Um sich ein Stück des "qualitätsträchtigen Kuchens" zu sichern, muss die Verbraucheransprache für Objekt und Wohnen signifikant verbessert werden. Und das geht nur mit arbeitsteiligen Vorgehensweisen. Ebenso wird die konsequente Fokussierung auf tatsächlich vorhandene Marktpotentiale unabdingbar. "Upper Class" beim Wohnen und den Gesundheitsmarkt im Objekt, bieten hervorragende Chance, in strategischer Zusammenarbeit Umsatz und Erlös zu generieren. So stellt beispielsweise die Wettbewerbssituation unter den 120.000 Arztpraxen, 65.000 Zahnarztpraxen und mehr als 20.00 Apotheken ein interessantes Potential dar - lokal und regional - das es gemeinsam anzugehen gilt.

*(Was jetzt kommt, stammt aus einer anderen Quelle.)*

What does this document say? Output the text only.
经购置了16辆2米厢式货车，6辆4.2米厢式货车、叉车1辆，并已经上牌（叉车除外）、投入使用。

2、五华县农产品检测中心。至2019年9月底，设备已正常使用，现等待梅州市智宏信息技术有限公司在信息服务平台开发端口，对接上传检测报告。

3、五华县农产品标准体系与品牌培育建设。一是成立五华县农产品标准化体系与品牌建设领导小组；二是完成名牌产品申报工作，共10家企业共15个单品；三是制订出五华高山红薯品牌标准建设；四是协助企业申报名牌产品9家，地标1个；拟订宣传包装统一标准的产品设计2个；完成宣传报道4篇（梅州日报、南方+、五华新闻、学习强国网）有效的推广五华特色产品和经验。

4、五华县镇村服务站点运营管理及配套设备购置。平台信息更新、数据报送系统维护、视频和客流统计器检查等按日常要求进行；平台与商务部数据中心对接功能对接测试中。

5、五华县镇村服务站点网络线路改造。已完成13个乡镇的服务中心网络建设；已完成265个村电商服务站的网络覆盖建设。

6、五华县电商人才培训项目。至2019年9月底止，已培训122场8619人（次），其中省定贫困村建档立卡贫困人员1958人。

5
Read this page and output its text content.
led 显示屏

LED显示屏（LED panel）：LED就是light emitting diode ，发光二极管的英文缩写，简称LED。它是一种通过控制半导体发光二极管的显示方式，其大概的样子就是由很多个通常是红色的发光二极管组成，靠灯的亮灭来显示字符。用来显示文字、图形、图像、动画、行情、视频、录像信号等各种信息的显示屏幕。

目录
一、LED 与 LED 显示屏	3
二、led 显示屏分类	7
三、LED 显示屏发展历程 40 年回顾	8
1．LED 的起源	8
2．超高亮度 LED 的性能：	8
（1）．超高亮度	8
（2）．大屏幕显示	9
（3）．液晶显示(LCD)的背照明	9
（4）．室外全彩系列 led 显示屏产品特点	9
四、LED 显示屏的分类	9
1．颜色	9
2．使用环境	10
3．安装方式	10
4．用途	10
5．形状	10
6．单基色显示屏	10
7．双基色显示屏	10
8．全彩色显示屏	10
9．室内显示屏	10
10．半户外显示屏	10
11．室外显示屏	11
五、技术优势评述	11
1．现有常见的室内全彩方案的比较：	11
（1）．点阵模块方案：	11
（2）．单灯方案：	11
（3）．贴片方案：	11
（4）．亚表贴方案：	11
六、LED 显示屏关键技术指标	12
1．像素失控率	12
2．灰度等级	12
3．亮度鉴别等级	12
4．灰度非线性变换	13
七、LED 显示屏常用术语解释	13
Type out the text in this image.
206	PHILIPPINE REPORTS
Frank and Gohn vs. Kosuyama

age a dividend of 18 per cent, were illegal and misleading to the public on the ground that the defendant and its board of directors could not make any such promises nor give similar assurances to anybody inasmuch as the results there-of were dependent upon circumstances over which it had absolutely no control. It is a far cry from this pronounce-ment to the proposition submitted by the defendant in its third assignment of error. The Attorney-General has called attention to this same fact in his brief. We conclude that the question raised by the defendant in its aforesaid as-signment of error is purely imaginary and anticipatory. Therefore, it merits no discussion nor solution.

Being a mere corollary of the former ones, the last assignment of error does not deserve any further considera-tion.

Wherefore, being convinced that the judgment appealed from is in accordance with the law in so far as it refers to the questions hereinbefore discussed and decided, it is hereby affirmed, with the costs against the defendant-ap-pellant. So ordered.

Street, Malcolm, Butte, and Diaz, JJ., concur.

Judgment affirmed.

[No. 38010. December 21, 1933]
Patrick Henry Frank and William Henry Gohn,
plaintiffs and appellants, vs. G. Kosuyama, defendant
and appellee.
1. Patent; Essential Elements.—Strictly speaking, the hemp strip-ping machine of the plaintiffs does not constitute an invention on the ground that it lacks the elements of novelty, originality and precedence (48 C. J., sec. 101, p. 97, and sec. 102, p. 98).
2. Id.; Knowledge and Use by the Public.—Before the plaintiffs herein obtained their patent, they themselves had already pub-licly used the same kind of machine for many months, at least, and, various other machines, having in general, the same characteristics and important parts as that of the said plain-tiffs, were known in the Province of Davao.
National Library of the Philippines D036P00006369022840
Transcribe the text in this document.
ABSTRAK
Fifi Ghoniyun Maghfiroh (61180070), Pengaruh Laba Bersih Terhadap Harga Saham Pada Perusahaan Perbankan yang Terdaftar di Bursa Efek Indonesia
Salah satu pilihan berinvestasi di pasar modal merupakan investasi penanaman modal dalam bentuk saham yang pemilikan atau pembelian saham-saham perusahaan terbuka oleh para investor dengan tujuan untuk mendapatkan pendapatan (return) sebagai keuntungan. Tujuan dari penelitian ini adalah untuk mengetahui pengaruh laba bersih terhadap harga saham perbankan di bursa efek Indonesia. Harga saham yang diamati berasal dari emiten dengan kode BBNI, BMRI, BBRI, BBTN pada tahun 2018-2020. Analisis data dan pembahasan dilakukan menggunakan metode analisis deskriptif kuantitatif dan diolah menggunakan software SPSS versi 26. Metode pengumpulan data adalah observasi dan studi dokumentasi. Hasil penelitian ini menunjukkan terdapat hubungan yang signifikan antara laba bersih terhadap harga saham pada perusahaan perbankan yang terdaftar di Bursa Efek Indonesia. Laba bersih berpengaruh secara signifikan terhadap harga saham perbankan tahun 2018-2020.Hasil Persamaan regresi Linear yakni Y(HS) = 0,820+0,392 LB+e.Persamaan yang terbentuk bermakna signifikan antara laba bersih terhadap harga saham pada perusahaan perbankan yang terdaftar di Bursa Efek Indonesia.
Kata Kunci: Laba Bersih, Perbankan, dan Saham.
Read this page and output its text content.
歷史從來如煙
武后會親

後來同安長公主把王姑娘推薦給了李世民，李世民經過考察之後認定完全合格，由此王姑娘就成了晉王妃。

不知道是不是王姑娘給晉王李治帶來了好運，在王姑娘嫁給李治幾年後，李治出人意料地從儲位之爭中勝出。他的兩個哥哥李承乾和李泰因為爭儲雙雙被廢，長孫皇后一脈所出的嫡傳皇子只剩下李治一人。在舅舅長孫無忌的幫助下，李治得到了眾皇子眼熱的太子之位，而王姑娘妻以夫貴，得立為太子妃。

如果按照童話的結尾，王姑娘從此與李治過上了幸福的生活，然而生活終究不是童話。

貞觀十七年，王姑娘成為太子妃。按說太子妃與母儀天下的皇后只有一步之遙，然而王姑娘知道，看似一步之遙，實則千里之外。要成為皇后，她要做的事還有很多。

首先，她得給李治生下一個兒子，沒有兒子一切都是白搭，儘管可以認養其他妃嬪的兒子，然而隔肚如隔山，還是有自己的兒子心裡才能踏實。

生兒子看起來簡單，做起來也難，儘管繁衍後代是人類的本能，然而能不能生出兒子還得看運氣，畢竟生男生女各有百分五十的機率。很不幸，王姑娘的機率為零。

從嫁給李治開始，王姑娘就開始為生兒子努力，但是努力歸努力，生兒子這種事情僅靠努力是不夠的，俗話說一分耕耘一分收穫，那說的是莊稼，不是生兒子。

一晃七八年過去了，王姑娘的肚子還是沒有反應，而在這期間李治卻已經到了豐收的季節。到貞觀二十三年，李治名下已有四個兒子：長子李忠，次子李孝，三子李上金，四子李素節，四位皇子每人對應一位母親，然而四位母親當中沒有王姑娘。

Wohlfühlfaktor Teppichboden
Der Wandel in der Gesellschaft wird die Ansprüche an das Wohnen, die Innenausstattung generell verändern. Die Menschen verteilen ihre Aufgaben. Wohlfühlen, Sicherheit und Individualisierung sind Faktoren, die ein "Wiederentdecken" textiler Bodenbeläge forcieren wird. In einem insgesamt rückläufigen Bodenbelagsmarkt werden diese daher insbesondere im Objekt ihren dominierenden Marktanteil weiterhin behaupten. Und was die Kaufunlust der Konsumenten anbetrifft, sind wir bei Bodenbelägen an einem Punkt angekommen, der kaum mehr unterschritten werden kann.

Öffentlicher Raum darf hinter dem privaten nicht mehr zurückstehen. Denn wer beispielsweise als Patient zahlt, darf auch ein ansprechendes Ambiente erwarten. Gesundheitseinrichtungen bekommen hotelmäßigen Charakter. Das wird ebenfalls den Trend zu Teppichboden beeinflussen. Geräusch- und schalldämmend, tritt- und gehsicher, warm und wohnlich entspricht er den Wünschen nach Atmosphäre, Emotion und Sicherheit. Hinzu kommt, dass gerade die Generation der Baby-Boomer, die jahrelang in einer kühlen, glatten Atmosphäre gelebt hat, zum Wohlfühlfaktor zurückfindet und ihre Wellness-Welt zukünftig wohnlicher wünscht.